I was doing a bit of evaluation of log analyzers, and was a bit disappointed by what I found. It seems like the only serious open source log analyzers are Analog, AWStats, and Webalizer. They all seem okay, but not great. They don't seem any different then they were five years ago.
Am I missing something? This doesn't seem like a hard problem. It's also something that would be useful to solve well. All it should take is a egoist who is obsessed with their logs. Isn't there a glut of such people out there, with the necessary programming skill? That described me at one point, though I never really carried it to completion. Why hasn't something better come along? Or has something better come along, and whoever made it forgot to tell everyone?
Sometimes it's easy to understand why some holes in open source exist, but this one doesn't make any sense to me.
* Most of the interesting things to do in log analysis are of more interest to "marketing people" than to "technical people".
* The "okay" analyzers are obviously "good enough" for "technical people". :)
1. What are you looking for but not finding?
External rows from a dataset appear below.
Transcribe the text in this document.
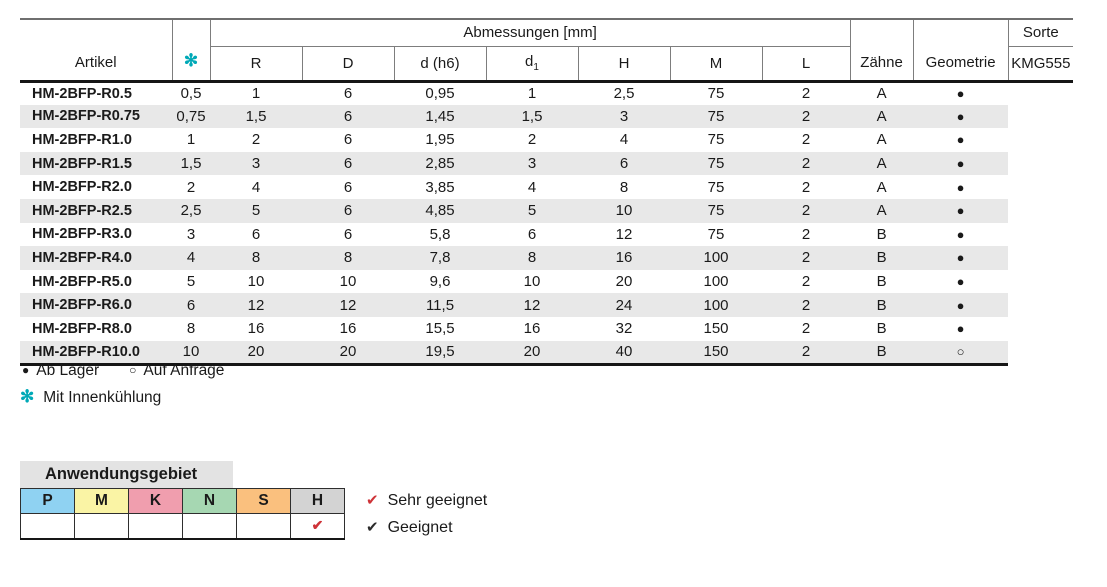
Artikel	✻	Abmessungen [mm]							Zähne	Geometrie	Sorte
		R	D	d (h6)	$d_1$	H	M	L			KMG555
HM-2BFP-R0.5	0,5	1	6	0,95	1	2,5	75	2	A	●	
HM-2BFP-R0.75	0,75	1,5	6	1,45	1,5	3	75	2	A	●	
HM-2BFP-R1.0	1	2	6	1,95	2	4	75	2	A	●	
HM-2BFP-R1.5	1,5	3	6	2,85	3	6	75	2	A	●	
HM-2BFP-R2.0	2	4	6	3,85	4	8	75	2	A	●	
HM-2BFP-R2.5	2,5	5	6	4,85	5	10	75	2	A	●	
HM-2BFP-R3.0	3	6	6	5,8	6	12	75	2	B	●	
HM-2BFP-R4.0	4	8	8	7,8	8	16	100	2	B	●	
HM-2BFP-R5.0	5	10	10	9,6	10	20	100	2	B	●	
HM-2BFP-R6.0	6	12	12	11,5	12	24	100	2	B	●	
HM-2BFP-R8.0	8	16	16	15,5	16	32	150	2	B	●	
HM-2BFP-R10.0	10	20	20	19,5	20	40	150	2	B	○	
● Ab Lager	○ Auf Anfrage
✻ Mit Innenkühlung
Anwendungsgebiet
P	M	K	N	S	H
					✔
✔ Sehr geeignet
✔ Geeignet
2. Would you *stop* working on exactly what I'm working on every day? ;) I just picked Analog from the same candidates on Saturday.# Robert Brewer
awstats can be a pain to install, but I think it's more useful than the others. There's quite a bit of useful information, but what you define as useful depends on what information you're looking for!
Anyone with a website who is interested in how that website is read should be interested in log analysis. There's a reason most blog software has referrer tracking built in, and many have other kinds of tracking as well. Log analysis provides everything the blog software can do, but is more general to other websites. So I really don't think it's a lack of interest by technical people.
Maybe I'll write a list of features I think should exist, but don't, or don't work as well as they should.# Ian Bicking
Phillip was dead on when he said log analysis is only of interest to marketing people. Writing tools for marketing people that are not hard or interesting problems to solve is something open source is bad at doing. The person that can scratch isn't the one who itches.
I won't say this is a completely uninteresting problem, my bread and butter is web analytics (written in python). It is sometimes interesting, using standard x86 boxes to handle hundreds of thousands of hits a day each and report on the information in real time has some challenges. But I certainly wouldn't be doing it as a hobby.
Additionally picking the right metrics to use and presenting them in an understandable way needs at least one statistics guy and one UI guy. Open Source apps have trouble with consistancy here, you either end up with a mountain of uselessly specific reports or a few generic ones.# Jack Diederich
I would expect something that was general enough to make defining reports easy, and displaying those reports somewhat well. The actual detailed reports is something that takes time and thought to figure out, and it isn't very general, so I wouldn't expect that to come out of open source quickly; but we're great at making tools. For instance, Yet Another Advanced Logfile Analyser is an effort in that direction, defining a query language and a generic report based on that.# Ian Bicking
I tried my hand at log analysis, but finally figured that's not where it's at for the more advanced stuff.
Ian's got a point. Look at the feature set of commercial log analysis tools, and you see how they do customer tracking, why shopping carts are abandoned, where are the traffic coming from, what search words were used, how much time do people spend on a page before moving on. Intranets could do with measuring how effective certain pages are, what resources are not getting used because of inattention. Log analysis could answer these questions.
Part of the reason is that once you have a sufficient understanding of HTTP, you realise that virtually all the reasons you wanted log analysis are not suitable for analysis. Things like caching make it practically impossible to get number of visitors etc. There are tricks you can do (e.g. cookies), but there are always things that make the tricks unreliable (e.g. people refusing cookies).
HTTP log analysis is good for server optimisation, and not a lot else.